В целом пребывание в Москве, помимо встреч с руководителями страны, дало Николаю Константиновичу возможность повидаться и со многими своими старыми друзьями: с А.В.Щусевым, А.А.Бахрушиным, И.Э.Грабарём, К.С.Станиславским, М.А.Бабенчиковым, а также завести новые знакомства. Зинаида Лихтман писала в своём дневнике: «Через две недели нашего пребывания Николая Константиновича уже буквально осаждали в гостинице желающие с ним встретиться». Среди таких посетителей оказались художник Б.А.Смирнов-Русецкий и члены объединения «Амаравелла», в которое он входил.
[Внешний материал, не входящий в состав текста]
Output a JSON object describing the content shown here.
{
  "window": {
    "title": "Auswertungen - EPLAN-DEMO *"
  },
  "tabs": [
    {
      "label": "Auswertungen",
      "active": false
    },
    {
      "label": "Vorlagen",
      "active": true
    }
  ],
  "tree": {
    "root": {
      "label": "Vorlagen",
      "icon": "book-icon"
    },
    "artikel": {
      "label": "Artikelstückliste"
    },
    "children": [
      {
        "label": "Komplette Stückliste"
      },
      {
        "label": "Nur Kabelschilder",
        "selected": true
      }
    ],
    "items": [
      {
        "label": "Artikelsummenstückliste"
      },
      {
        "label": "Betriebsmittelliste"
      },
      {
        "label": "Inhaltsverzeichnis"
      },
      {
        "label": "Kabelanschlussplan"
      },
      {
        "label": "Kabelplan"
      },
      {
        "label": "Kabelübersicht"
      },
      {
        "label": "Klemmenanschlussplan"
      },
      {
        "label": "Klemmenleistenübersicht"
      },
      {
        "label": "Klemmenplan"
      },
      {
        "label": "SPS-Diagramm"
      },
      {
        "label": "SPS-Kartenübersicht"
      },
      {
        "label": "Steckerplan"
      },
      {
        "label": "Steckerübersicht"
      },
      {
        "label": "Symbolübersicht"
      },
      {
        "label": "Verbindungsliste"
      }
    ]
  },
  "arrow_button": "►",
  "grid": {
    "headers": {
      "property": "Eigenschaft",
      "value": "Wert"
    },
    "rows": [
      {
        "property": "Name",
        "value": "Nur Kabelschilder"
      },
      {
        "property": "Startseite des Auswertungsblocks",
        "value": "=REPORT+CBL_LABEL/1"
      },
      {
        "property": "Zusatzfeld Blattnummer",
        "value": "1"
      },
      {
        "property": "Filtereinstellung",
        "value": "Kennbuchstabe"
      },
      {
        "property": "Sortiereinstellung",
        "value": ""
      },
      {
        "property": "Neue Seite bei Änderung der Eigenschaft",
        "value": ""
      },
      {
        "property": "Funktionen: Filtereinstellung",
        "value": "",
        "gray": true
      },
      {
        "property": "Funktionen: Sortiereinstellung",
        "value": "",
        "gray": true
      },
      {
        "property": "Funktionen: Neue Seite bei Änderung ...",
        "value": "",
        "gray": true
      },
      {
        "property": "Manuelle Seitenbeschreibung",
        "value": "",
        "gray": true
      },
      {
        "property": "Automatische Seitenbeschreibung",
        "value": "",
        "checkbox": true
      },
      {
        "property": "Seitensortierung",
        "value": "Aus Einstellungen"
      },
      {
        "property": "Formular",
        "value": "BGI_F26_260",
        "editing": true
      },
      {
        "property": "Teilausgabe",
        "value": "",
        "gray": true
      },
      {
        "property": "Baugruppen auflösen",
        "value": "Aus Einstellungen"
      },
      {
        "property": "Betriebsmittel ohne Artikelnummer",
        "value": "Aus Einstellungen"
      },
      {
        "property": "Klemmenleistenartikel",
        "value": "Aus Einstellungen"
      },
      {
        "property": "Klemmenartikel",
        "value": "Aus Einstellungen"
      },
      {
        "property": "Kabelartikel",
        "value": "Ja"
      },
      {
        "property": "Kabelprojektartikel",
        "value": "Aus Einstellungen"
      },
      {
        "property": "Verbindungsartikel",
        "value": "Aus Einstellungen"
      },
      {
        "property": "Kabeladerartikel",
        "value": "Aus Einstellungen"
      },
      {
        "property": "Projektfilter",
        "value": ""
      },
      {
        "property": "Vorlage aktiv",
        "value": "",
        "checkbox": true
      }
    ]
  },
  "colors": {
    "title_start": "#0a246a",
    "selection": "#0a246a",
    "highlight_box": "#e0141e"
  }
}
Эта встреча на многие годы определит развитие рериховского движения в Советском Союзе4. Общение с молодым поколением, жаждущим новых знаний, не будет бесполезно и даст пищу для размышлений. Через 14 лет Рерихи подадут официальное прошение вернуться на родину.
Дата отъезда из Москвы, 22 июля, совпала с похоронами Дзержинского. Вокруг Рерихов всегда были какие-то знаковые явления и символы. Вот и на этот раз случилось так, что траурная процессия должна была проследовать по площади Революции, мимо Гранд-Отеля, на Красную площадь, к месту захоронения. Зинаида Лихтман запишет в своём дневнике: «…все выдающиеся личности проходят мимо – мы стоим на балконе [гостиницы]. Очень нервничаем, что можем опоздать к поезду…» Мимо них пронесли гроб с телом Дзержинского в окружении всех тех, кто упоминался в записях Учителя. Сталин и Троцкий шли у гроба, но по разные стороны, Трилиссер (теперь он будет замещать своего шефа какое-то время), Каменев, Молотов, Рыков, Свердлов, Луначарский...
На фотографии процессии видно, как тело первого чекиста разделяет Сталина и оппозицию, этот раскол на долгие годы изменит политическую ситуацию в Стране Советов. Может быть, кому-то из Рерихов, скорее всего, Елене Ивановне, показалось, что эти похороны – пророческое предзнаменование участи их инициатив в этой стране.
Похороны Ф.Э.Дзержинского. Траурная процессия рядом с Большой Московской гостиницей
Члены правительства и ЦК ВКП(б) в траурной процессии на похоронах Ф.Э.Дзержинского
Однако все предложения были высказаны, все предостережения сделаны. Учитель также утверждал, что миссию в Москве можно считать выполненной.
18.VII.1926. Считаю результат М[осквы] важным исторически… (Е.И.Рерих. Листы дневника. 1925–1927).